Activation mechanism of memory B cell for protection against variant influenza virus infection

2023 Fiscal Year Final Research Report

• Project/Area Number: 21H02740
• Research Category: Grant-in-Aid for Scientific Research (B)
• Allocation Type: Single-year Grants
• Section: 一般
• Review Section: Basic Section 49060:Virology-related
• Research Institution: Ehime University (2022-2023); Osaka University (2021)
• Principal Investigator: Shinnakasu Ryo 愛媛大学, 学術支援センター, 准教授 (00451758)
• Co-Investigator(Kenkyū-buntansha): 井上 毅 大阪大学, 免疫学フロンティア研究センター, 特任准教授(常勤) (80466838)
• Project Period (FY): 2021-04-01 – 2024-03-31
• Keywords: 免疫記憶B細胞 / 変異インフルエンザウイルス

Outline of Final Research Achievements

HA stem specific memory B cells are important for the initial defense against influenza pandemics.

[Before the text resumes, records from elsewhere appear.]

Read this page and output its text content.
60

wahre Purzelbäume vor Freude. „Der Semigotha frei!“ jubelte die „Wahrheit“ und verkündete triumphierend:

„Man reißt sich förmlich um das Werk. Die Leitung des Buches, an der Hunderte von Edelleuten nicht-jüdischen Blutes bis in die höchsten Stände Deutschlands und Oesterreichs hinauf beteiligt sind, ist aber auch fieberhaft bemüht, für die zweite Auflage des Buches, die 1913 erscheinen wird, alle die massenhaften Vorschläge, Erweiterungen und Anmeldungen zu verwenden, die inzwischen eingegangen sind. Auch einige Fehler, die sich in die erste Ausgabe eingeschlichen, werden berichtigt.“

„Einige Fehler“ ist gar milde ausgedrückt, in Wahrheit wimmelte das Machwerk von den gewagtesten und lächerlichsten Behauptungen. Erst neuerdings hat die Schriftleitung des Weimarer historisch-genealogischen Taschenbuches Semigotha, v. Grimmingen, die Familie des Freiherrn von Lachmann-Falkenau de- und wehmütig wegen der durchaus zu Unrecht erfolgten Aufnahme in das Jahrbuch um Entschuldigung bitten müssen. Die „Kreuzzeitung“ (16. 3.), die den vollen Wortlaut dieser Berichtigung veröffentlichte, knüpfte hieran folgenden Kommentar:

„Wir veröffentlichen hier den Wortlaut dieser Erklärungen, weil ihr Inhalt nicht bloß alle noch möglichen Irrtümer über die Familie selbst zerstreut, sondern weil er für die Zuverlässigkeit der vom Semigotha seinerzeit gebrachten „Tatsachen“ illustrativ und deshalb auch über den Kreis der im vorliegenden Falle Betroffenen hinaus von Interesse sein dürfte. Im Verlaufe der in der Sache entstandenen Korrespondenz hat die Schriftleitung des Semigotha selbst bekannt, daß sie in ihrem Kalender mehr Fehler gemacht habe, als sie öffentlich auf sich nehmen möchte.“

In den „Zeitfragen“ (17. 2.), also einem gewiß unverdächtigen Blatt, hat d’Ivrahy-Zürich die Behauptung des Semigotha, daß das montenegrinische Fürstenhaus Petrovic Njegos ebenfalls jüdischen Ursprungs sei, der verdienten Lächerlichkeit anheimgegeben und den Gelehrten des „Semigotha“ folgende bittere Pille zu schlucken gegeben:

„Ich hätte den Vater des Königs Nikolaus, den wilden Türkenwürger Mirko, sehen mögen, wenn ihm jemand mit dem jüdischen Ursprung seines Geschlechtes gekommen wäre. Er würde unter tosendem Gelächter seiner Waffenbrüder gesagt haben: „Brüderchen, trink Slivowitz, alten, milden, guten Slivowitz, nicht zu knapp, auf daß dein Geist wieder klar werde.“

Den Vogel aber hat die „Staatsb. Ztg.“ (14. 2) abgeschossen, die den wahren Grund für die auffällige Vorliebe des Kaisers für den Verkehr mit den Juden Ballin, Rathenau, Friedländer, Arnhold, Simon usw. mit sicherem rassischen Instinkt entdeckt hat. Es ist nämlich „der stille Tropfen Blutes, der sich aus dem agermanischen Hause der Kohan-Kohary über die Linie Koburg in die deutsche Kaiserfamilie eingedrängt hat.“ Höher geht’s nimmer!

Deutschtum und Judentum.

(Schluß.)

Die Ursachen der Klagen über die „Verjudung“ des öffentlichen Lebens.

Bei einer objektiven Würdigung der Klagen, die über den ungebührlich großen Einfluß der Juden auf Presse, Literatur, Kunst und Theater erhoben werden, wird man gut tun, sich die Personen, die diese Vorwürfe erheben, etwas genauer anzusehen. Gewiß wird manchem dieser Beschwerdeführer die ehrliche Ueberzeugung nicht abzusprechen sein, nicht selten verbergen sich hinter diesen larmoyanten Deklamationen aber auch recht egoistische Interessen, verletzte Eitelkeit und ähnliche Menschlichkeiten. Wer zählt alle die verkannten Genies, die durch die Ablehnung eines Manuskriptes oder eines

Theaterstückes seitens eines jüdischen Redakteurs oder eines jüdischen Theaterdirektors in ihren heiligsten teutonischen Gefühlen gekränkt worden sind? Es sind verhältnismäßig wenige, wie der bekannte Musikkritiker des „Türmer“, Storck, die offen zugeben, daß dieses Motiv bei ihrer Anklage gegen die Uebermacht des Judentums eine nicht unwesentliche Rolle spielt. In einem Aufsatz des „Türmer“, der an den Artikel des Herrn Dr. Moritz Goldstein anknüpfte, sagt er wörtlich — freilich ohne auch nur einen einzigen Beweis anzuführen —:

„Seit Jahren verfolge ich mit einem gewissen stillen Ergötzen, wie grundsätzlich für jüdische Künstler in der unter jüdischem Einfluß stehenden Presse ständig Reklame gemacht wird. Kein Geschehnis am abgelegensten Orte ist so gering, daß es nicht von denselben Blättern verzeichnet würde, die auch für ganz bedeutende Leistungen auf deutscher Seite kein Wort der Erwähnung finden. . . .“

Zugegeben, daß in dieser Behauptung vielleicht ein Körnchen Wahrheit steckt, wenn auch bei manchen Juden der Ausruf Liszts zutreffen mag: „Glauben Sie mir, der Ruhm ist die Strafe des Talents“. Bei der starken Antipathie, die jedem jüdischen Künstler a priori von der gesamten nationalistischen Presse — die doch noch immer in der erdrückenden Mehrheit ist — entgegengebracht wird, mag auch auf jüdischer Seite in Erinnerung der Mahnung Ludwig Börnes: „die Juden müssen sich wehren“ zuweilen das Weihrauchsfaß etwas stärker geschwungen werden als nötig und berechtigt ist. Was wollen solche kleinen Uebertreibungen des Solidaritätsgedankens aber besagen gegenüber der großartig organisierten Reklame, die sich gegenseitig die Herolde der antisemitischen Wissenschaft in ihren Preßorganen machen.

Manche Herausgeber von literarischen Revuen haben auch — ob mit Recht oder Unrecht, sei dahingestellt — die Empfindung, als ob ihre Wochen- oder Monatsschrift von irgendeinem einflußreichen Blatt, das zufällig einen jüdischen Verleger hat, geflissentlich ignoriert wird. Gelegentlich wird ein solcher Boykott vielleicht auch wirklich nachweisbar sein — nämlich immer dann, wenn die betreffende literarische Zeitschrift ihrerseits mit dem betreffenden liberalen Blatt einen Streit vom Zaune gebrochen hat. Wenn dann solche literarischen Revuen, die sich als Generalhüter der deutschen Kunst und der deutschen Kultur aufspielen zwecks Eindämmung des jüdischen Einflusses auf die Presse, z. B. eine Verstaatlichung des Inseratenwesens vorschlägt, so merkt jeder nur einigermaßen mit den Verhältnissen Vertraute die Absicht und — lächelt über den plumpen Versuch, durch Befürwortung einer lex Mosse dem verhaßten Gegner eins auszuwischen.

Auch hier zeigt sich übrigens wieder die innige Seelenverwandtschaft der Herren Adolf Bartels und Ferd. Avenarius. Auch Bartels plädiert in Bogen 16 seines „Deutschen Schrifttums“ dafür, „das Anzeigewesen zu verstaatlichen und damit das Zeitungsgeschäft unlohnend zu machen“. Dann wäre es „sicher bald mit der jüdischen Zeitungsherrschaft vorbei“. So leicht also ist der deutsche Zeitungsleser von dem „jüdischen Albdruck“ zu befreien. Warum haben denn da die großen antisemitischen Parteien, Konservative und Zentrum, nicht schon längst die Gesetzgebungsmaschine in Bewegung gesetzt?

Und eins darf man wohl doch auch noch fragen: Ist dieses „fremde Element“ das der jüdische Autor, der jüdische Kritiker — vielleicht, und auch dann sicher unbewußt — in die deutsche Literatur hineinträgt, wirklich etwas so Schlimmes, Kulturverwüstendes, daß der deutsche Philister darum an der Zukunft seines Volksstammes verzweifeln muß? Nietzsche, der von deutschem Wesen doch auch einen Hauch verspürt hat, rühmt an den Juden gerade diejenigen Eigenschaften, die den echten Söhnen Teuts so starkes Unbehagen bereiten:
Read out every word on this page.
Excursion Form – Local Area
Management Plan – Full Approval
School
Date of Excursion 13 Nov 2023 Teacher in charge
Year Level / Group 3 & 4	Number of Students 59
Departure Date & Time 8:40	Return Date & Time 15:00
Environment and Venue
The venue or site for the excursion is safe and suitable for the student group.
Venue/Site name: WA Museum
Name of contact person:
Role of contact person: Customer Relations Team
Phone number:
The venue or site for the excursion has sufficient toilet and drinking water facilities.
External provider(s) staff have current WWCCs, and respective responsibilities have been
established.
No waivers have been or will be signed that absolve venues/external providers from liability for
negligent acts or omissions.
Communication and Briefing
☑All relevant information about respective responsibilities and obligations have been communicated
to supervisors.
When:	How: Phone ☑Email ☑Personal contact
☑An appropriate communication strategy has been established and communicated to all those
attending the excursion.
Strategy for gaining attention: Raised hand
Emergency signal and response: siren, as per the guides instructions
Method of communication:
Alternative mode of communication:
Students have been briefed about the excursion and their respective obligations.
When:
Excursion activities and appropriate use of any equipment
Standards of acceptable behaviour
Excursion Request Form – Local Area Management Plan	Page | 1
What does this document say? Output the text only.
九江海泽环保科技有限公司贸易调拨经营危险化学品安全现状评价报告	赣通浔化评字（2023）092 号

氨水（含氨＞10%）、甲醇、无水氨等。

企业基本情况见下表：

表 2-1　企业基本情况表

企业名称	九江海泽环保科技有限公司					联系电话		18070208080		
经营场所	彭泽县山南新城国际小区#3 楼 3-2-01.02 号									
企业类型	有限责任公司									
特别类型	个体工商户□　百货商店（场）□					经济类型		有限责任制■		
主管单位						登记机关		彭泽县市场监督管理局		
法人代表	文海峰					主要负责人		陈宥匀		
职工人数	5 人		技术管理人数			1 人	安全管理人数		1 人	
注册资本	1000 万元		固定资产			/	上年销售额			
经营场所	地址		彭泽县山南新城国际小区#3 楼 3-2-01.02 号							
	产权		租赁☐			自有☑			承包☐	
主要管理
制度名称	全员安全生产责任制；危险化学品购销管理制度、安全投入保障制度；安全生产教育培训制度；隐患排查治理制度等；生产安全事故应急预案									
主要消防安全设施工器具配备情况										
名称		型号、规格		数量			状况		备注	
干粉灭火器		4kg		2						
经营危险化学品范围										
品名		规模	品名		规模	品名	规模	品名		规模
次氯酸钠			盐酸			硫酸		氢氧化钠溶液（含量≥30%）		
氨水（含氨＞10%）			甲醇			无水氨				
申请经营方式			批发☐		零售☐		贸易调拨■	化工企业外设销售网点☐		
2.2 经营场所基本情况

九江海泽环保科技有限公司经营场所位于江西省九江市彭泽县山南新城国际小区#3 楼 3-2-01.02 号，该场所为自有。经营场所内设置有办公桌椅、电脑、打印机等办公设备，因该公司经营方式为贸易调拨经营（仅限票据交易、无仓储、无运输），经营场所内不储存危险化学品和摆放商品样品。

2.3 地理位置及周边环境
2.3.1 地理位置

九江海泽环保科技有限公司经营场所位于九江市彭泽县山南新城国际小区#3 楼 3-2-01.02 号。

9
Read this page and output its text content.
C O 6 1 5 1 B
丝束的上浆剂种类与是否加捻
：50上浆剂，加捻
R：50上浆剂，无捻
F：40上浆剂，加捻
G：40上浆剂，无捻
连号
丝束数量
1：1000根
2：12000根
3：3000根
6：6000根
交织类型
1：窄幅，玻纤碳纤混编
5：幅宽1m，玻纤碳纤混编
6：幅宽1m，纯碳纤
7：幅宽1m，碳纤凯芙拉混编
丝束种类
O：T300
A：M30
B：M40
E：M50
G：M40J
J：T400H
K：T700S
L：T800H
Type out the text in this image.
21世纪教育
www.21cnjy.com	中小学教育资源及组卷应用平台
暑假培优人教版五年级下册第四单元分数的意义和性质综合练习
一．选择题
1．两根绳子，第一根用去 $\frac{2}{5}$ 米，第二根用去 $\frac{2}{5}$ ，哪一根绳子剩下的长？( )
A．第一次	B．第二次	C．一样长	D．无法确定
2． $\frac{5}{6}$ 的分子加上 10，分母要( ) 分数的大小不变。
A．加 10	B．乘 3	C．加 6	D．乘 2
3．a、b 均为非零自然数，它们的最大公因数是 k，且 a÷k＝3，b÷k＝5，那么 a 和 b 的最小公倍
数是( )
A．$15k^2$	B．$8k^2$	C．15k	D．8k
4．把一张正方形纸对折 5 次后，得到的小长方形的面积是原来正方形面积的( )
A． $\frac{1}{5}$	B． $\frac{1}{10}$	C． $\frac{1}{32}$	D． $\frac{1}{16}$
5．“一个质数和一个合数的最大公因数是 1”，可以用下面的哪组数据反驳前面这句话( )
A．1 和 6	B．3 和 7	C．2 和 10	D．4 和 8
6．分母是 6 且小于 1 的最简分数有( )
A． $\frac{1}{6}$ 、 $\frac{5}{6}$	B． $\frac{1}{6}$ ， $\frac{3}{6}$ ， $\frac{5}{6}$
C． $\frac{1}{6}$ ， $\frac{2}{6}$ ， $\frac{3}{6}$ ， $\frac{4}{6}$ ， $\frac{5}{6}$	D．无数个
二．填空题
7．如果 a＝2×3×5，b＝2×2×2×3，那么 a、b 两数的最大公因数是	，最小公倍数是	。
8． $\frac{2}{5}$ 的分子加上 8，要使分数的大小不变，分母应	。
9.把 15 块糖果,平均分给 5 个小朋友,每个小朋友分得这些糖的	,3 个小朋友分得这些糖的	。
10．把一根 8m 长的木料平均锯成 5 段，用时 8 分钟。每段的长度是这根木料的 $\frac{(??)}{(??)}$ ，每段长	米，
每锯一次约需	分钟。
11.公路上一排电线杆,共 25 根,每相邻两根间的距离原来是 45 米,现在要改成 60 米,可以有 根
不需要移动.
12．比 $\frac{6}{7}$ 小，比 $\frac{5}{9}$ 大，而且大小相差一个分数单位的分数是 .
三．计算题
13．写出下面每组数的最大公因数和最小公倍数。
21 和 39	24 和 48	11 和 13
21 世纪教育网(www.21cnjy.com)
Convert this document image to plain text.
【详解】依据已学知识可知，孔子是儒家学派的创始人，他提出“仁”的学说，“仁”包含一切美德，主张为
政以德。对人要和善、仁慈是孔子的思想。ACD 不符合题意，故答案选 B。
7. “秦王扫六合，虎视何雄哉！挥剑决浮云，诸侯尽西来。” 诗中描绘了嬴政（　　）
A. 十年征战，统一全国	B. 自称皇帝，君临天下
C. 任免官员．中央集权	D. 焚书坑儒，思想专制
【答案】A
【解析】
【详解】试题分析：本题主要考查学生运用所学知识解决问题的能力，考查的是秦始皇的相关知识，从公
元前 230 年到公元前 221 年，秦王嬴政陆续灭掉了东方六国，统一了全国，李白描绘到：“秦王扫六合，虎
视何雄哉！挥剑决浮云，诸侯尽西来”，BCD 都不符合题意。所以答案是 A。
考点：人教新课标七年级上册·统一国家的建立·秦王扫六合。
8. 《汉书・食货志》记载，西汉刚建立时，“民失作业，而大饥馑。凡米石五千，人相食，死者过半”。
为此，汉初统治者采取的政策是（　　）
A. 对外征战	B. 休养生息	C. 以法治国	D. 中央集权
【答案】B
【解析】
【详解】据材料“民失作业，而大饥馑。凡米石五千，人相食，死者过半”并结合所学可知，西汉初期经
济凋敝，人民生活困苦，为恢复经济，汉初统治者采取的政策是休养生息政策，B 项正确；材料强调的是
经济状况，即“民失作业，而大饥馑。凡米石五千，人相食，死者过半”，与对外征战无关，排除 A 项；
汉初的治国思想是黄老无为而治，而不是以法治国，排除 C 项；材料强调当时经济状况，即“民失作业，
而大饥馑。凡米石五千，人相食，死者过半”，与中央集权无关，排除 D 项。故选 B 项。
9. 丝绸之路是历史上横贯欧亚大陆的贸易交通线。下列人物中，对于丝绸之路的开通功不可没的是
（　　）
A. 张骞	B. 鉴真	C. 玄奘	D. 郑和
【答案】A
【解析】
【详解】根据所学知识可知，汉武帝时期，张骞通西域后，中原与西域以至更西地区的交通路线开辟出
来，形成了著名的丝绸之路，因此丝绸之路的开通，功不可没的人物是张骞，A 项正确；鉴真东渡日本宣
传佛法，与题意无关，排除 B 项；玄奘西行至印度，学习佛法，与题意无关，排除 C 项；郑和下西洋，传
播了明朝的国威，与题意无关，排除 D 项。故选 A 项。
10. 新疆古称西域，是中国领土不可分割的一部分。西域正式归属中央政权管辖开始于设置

In mice with a history of infection, we evaluated the cellular dynamics during immune induction by mutant virus strain and found that the cells that were mainly activated were derived from stem specific memory cells, and in particular, differentiation into plasma cells was induced from the wide range of repertoire in the primary memory cells and into GC cells was induced from some repertoires in the primary memory cells which are presumed with relatively low affinity. And also the results suggest a new induction of affinity maturation within secondary GCs. Regarding the factors that could influence the immune response, the amount of existing memory B cells and the presence of existing antibodies were found to be important.

Free Research Field

感染免疫

Academic Significance and Societal Importance of the Research Achievements

これまでの変異インフルエンザ防御機構に関する基礎的研究については、断片的な研究成果は存在していたものの、１) 変異ウイルス感染防御へのメモリーB細胞の重要性、２)メモリーB細胞の生成・維持および活性化されるメカニズム、という根源的課題にアプローチする研究は実験系構築の難しさから進んでこなかった。申請者はこの問題を解決するため、新規の実験モデルやマウスモデルを独自に構築し本課題にとりかかった。プロジェクト自体は未完で継続中ではあるが、これまでに得られ知見および今後の研究結果から得られる知見は、今後のパンデミック発生に対する予防・治療法開発において生かされていくことが期待できる。